9. Une boîte à outils pour jeunes militants : Ce sont les jeunes qui subiront ou bénéficieront le plus des décisions qui seront prises au cours des prochaines années pour réduire les émissions de GES. L’autrice leur propose donc une série de pistes d’action pour qu’elles soient réduites le plus possible :

  • exiger des cours et d’autres activités (sorties, conférences, etc.) sur le réchauffement climatique dès le primaire;
  • participer à des actions sur l’environnement (manifestations, marches, grèves, boycottages, etc.);
  • explorer notre environnement avec des randonnées, en faisant du camping, en plantant des arbres, en observant les oiseaux ou en nettoyant des parcs ou des berges;
  • appuyer des partis politiques et des candidat.es favorables aux mesures les plus positives pour protéger l’environnement et réduire les émissions de GES;
  • utiliser les tribunaux pour forcer les politicien.nes à agir pour l’environnement;
  • réaliser des œuvres artistiques sur le thème de l’environnement (films, affiches, chansons, etc.);
  • devenir membre d’un organisme voué à la protection de l’environnement et y militer.

Conclusion – Le troisième brasier, c’est vous : La situation est grave, mais pas désespérée, car il y a des solutions, comme ce livre l’a bien montré.

Épilogue – Tirer les leçons de la pandémie : La pandémie, malgré tous ses effets néfastes, nous permet de repenser notre mode de vie et de bâtir l’avenir autrement.
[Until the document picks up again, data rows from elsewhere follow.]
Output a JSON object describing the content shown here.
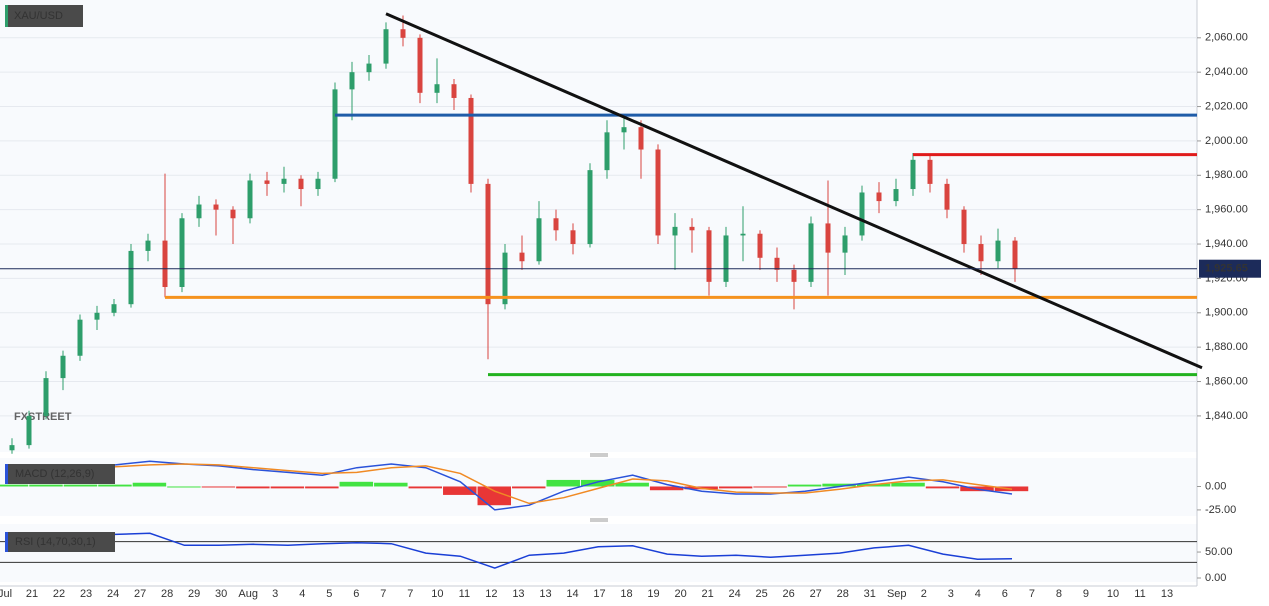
{
  "chart_data": [
    {
      "type": "candlestick",
      "title": "XAU/USD",
      "watermark": "FXSTREET",
      "categories": [
        "Jul",
        "21",
        "22",
        "23",
        "24",
        "27",
        "28",
        "29",
        "30",
        "Aug",
        "3",
        "4",
        "5",
        "6",
        "7",
        "7",
        "10",
        "11",
        "12",
        "13",
        "13",
        "14",
        "17",
        "18",
        "19",
        "20",
        "21",
        "24",
        "25",
        "26",
        "27",
        "28",
        "31",
        "Sep",
        "2",
        "3",
        "4",
        "6",
        "7",
        "8",
        "9",
        "10",
        "11",
        "13"
      ],
      "up_color": "#2e9e6b",
      "down_color": "#d9443f",
      "candles": [
        [
          1820,
          1827,
          1818,
          1823
        ],
        [
          1823,
          1843,
          1821,
          1840
        ],
        [
          1840,
          1866,
          1838,
          1862
        ],
        [
          1862,
          1878,
          1855,
          1875
        ],
        [
          1875,
          1899,
          1872,
          1896
        ],
        [
          1896,
          1904,
          1890,
          1900
        ],
        [
          1900,
          1908,
          1898,
          1905
        ],
        [
          1905,
          1940,
          1903,
          1936
        ],
        [
          1936,
          1946,
          1930,
          1942
        ],
        [
          1942,
          1981,
          1909,
          1915
        ],
        [
          1915,
          1958,
          1912,
          1955
        ],
        [
          1955,
          1968,
          1950,
          1963
        ],
        [
          1963,
          1966,
          1945,
          1960
        ],
        [
          1960,
          1962,
          1940,
          1955
        ],
        [
          1955,
          1981,
          1952,
          1977
        ],
        [
          1977,
          1982,
          1968,
          1975
        ],
        [
          1975,
          1985,
          1970,
          1978
        ],
        [
          1978,
          1980,
          1962,
          1972
        ],
        [
          1972,
          1982,
          1968,
          1978
        ],
        [
          1978,
          2034,
          1976,
          2030
        ],
        [
          2030,
          2046,
          2012,
          2040
        ],
        [
          2040,
          2050,
          2035,
          2045
        ],
        [
          2045,
          2069,
          2042,
          2065
        ],
        [
          2065,
          2073,
          2055,
          2060
        ],
        [
          2060,
          2062,
          2022,
          2028
        ],
        [
          2028,
          2048,
          2022,
          2033
        ],
        [
          2033,
          2036,
          2018,
          2025
        ],
        [
          2025,
          2027,
          1970,
          1975
        ],
        [
          1975,
          1978,
          1873,
          1905
        ],
        [
          1905,
          1940,
          1902,
          1935
        ],
        [
          1935,
          1945,
          1925,
          1930
        ],
        [
          1930,
          1965,
          1928,
          1955
        ],
        [
          1955,
          1960,
          1942,
          1948
        ],
        [
          1948,
          1952,
          1934,
          1940
        ],
        [
          1940,
          1987,
          1938,
          1983
        ],
        [
          1983,
          2012,
          1978,
          2005
        ],
        [
          2005,
          2015,
          1995,
          2008
        ],
        [
          2008,
          2012,
          1978,
          1995
        ],
        [
          1995,
          1998,
          1940,
          1945
        ],
        [
          1945,
          1958,
          1925,
          1950
        ],
        [
          1950,
          1955,
          1935,
          1948
        ],
        [
          1948,
          1950,
          1910,
          1918
        ],
        [
          1918,
          1950,
          1915,
          1945
        ],
        [
          1945,
          1962,
          1930,
          1946
        ],
        [
          1946,
          1948,
          1925,
          1932
        ],
        [
          1932,
          1938,
          1918,
          1925
        ],
        [
          1925,
          1928,
          1902,
          1918
        ],
        [
          1918,
          1956,
          1915,
          1952
        ],
        [
          1952,
          1977,
          1910,
          1935
        ],
        [
          1935,
          1950,
          1922,
          1945
        ],
        [
          1945,
          1974,
          1942,
          1970
        ],
        [
          1970,
          1976,
          1958,
          1965
        ],
        [
          1965,
          1978,
          1962,
          1972
        ],
        [
          1972,
          1993,
          1968,
          1989
        ],
        [
          1989,
          1992,
          1970,
          1975
        ],
        [
          1975,
          1978,
          1955,
          1960
        ],
        [
          1960,
          1962,
          1935,
          1940
        ],
        [
          1940,
          1945,
          1922,
          1930
        ],
        [
          1930,
          1949,
          1926,
          1942
        ],
        [
          1942,
          1944,
          1918,
          1925.65
        ]
      ],
      "ylim": [
        1819,
        2082
      ],
      "yticks": [
        {
          "value": 1840,
          "label": "1,840.00"
        },
        {
          "value": 1860,
          "label": "1,860.00"
        },
        {
          "value": 1880,
          "label": "1,880.00"
        },
        {
          "value": 1900,
          "label": "1,900.00"
        },
        {
          "value": 1920,
          "label": "1,920.00"
        },
        {
          "value": 1940,
          "label": "1,940.00"
        },
        {
          "value": 1960,
          "label": "1,960.00"
        },
        {
          "value": 1980,
          "label": "1,980.00"
        },
        {
          "value": 2000,
          "label": "2,000.00"
        },
        {
          "value": 2020,
          "label": "2,020.00"
        },
        {
          "value": 2040,
          "label": "2,040.00"
        },
        {
          "value": 2060,
          "label": "2,060.00"
        }
      ],
      "levels": [
        {
          "value": 2015,
          "start": 19,
          "color": "#1f5ca8"
        },
        {
          "value": 1992,
          "start": 53,
          "color": "#e01b1b"
        },
        {
          "value": 1909,
          "start": 9,
          "color": "#f5921e"
        },
        {
          "value": 1864,
          "start": 28,
          "color": "#22b21f"
        }
      ],
      "trendline": {
        "from": [
          22,
          2074
        ],
        "to": [
          70,
          1868
        ],
        "color": "#111111"
      },
      "current_price": {
        "value": 1925.65,
        "label": "1,925.65",
        "color": "#1c2b5a"
      },
      "grid": true
    },
    {
      "type": "macd",
      "title": "MACD (12,26,9)",
      "series": [
        {
          "color": "#2a52d9",
          "values": [
            20,
            21,
            22,
            23,
            27,
            24,
            22,
            18,
            15,
            12,
            20,
            24,
            20,
            5,
            -25,
            -20,
            -5,
            5,
            12,
            2,
            -5,
            -8,
            -8,
            -5,
            0,
            5,
            10,
            5,
            -3,
            -8
          ]
        },
        {
          "color": "#f08a24",
          "values": [
            18,
            19,
            20,
            21,
            23,
            24,
            23,
            20,
            17,
            14,
            15,
            20,
            22,
            14,
            -5,
            -18,
            -12,
            -2,
            8,
            6,
            -2,
            -6,
            -7,
            -7,
            -3,
            2,
            6,
            7,
            2,
            -3
          ]
        }
      ],
      "histogram": {
        "up_color": "#2ee02e",
        "down_color": "#e62020",
        "values": [
          2,
          2,
          2,
          2,
          4,
          0,
          -1,
          -2,
          -2,
          -2,
          5,
          4,
          -2,
          -9,
          -20,
          -2,
          7,
          7,
          4,
          -4,
          -3,
          -2,
          -1,
          2,
          3,
          3,
          4,
          -2,
          -5,
          -5
        ]
      },
      "ylim": [
        -31.5,
        30.4
      ],
      "yticks": [
        {
          "value": 0,
          "label": "0.00"
        },
        {
          "value": -25,
          "label": "-25.00"
        }
      ]
    },
    {
      "type": "rsi",
      "title": "RSI (14,70,30,1)",
      "series": [
        {
          "color": "#1a3fd6",
          "values": [
            81,
            80,
            82,
            84,
            86,
            63,
            63,
            65,
            63,
            66,
            68,
            66,
            48,
            42,
            19,
            44,
            48,
            60,
            62,
            46,
            42,
            44,
            40,
            44,
            48,
            58,
            63,
            46,
            36,
            37
          ]
        }
      ],
      "levels": [
        70,
        30
      ],
      "ylim": [
        -7.7,
        104
      ],
      "yticks": [
        {
          "value": 0,
          "label": "0.00"
        },
        {
          "value": 50,
          "label": "50.00"
        }
      ]
    }
  ]
}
Elle a montré les failles dans nos services publics et l’importance de se doter d’un État plus résilient, qui s’occupe de tout le monde, pas seulement des plus riches. Elle a aussi montré que tout peut changer. Il nous reste à faire en sorte que ce changement nous amène à lutter contre l’injustice et le réchauffement climatique «pour bâtir un avenir plus juste et plus équitable».

Une solution naturelle à la catastrophe climatique (lettre ouverte, avril 2019) : Il s’agit de la lettre mentionnée au chapitre 7. On y exige l’utilisation de solutions naturelles à la crise climatique, solutions qui ne doivent surtout pas se substituer à la «décarbonisation rapide et générale des économies industrielles».

Et alors…

Lire ou ne pas lire? Lire pour quelqu’un qui n’a jamais lu les livres précédents de Naomi Klein sur le sujet, mais pas pour les autres (dont moi!). J’hésitais d’ailleurs à me procurer ce livre, car j’avais trouvé le livre précédent de l’autrice (La maison brûle – Plaidoyer pour un New Deal vert, voir ce billet) déjà répétitif par rapport à ceux que j’avais lus auparavant. Ce fut la même chose avec celui-ci. J’avais l’impression d’avoir déjà lu une bonne partie de ce livre, si ce n’est les parties qui s’adressent aux jeunes. Cela dit, ce livre a les mêmes qualités que ses précédents : l’autrice est une excellente conteuse, écrit clairement et ses propos sont intéressants et pertinents. Ce livre est en plus agrémenté de nombreuses images et photos, ce qui améliore le plaisir de la lecture. Et les notes sont en bas de page!